With regards to dealing with nurses who are "snarky", the same approach can work. First, attempt to repair the damage with the patient in a non-accusational way. Next, let the staff member know how they are coming off the way they are and hope they correct things (if it is a case of just having a bad day, this will be enough). If you are met with resistance, then you get management involved.

If management got involved, they did things in a supportive manner rather than taking a judicial approach. That way, resentment towards whomever may have reported them was reduced.

At first this may seem too soft to be effective, but its not as if doing things the other way has helped so far. The advantage to this approach is, once someone is exposed as having this problem.......the facility can act accordingly without fear of being "too harsh".

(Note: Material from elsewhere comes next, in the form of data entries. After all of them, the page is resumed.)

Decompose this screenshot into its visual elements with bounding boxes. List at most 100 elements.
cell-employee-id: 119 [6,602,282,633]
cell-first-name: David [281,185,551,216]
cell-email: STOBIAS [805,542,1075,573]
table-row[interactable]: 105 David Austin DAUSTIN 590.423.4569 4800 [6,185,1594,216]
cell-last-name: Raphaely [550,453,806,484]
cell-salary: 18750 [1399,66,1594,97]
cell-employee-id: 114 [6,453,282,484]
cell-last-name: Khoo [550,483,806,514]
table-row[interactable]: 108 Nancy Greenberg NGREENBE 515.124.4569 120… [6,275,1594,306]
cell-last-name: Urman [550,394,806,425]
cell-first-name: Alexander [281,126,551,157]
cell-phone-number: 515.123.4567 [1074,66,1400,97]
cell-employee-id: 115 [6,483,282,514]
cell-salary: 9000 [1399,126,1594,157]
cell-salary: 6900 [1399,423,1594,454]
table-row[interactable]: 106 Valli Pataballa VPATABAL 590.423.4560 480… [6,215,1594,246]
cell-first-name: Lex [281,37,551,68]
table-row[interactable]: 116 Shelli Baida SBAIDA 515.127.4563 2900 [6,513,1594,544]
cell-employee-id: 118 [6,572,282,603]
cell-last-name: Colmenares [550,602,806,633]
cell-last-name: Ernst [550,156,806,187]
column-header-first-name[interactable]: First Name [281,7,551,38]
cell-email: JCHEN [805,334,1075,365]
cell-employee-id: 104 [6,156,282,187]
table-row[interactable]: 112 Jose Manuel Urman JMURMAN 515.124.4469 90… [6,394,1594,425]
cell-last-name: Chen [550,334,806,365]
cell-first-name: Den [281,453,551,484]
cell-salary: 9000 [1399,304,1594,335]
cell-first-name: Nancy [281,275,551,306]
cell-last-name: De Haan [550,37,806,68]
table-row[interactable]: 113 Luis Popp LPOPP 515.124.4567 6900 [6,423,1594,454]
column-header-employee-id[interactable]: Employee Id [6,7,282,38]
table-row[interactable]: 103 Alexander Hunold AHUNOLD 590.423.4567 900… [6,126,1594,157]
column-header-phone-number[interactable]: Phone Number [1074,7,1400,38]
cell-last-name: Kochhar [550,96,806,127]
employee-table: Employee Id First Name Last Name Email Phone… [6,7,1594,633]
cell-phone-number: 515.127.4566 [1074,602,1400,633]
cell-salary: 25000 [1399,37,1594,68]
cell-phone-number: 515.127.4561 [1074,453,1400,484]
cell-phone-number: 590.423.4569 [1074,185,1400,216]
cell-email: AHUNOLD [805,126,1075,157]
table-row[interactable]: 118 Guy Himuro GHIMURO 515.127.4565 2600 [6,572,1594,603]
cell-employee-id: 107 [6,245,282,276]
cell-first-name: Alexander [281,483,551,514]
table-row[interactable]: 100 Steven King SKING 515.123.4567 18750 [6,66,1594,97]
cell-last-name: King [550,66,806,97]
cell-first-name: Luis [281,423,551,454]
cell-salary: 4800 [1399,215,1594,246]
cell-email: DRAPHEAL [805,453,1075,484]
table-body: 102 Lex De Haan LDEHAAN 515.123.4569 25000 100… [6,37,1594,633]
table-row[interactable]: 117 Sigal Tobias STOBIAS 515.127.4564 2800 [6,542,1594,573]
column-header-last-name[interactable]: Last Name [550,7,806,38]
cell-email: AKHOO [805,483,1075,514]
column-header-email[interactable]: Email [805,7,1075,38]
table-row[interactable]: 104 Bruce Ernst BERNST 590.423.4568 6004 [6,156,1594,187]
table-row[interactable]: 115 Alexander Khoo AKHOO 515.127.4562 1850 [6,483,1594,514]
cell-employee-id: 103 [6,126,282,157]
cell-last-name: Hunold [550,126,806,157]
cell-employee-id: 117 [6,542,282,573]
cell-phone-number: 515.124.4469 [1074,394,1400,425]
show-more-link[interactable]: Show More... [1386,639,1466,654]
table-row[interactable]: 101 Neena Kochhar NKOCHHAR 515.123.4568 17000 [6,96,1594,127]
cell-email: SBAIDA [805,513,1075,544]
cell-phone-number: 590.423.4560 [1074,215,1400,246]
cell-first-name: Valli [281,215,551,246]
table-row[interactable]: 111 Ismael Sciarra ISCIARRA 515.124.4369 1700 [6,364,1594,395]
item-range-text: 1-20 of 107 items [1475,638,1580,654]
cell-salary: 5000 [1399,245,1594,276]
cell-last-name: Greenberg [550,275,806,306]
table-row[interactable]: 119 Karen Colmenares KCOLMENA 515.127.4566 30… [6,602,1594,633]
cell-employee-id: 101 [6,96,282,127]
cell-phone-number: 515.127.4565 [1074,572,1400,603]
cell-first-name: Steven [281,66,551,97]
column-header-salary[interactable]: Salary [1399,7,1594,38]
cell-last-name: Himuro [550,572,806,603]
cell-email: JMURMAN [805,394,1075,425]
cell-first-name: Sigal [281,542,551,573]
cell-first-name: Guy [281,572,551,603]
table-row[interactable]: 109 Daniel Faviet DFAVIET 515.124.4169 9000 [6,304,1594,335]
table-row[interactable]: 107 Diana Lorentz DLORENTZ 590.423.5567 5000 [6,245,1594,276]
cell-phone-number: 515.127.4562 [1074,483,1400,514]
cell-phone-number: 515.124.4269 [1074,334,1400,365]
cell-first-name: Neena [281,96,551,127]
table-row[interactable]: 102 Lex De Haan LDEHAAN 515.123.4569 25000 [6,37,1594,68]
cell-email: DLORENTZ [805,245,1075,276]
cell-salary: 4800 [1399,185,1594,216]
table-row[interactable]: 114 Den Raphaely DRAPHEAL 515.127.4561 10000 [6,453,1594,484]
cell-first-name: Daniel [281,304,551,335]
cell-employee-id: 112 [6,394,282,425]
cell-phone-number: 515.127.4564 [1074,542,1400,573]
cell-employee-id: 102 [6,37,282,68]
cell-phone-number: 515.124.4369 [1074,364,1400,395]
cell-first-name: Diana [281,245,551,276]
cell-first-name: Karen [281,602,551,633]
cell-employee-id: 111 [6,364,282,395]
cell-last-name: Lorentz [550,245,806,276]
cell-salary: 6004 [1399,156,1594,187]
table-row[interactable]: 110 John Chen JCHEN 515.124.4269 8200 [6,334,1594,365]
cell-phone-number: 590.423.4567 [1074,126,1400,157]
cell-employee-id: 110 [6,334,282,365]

The other advantage is, someone who may just be having a bad time can be given the opportunity to correct their approach to talking to patients. Let's be honest here........the number of nurses who have never said something to a patient that they wish they could take back equals the number of nurses not answering the question honestly. Think back to one of those moments you've had and imagine someone taking a snapshot of the incident and using that moment in time to judge you. Much better to use a supportive approach with regards to matters such as this. This helps relieve the issue concerning the fact that no one is free of guilt regarding this problem too.

We all float down here.

Specializes in LTC and School Health.

Thanks for everyone's perspective.

Specializes in Critical Care, ED, Cath lab, CTPAC,Trauma.

Depending in the situation.....there will be times that you will be beating your head against the wall.:banghead: At times you will make yourself subjected to lateral abuse. :eek: In some instances.....slaughtering the sacred cow/favourite can cost you your job.:bluecry1:

I guess the question is.....are they just one of those miserable people or having a bad day.:rolleyes: Are they abusive or just sarcastic.:nono: Is it worth the consequences and energy? :confused: Is the boss one of those proactive fair endangered speicies?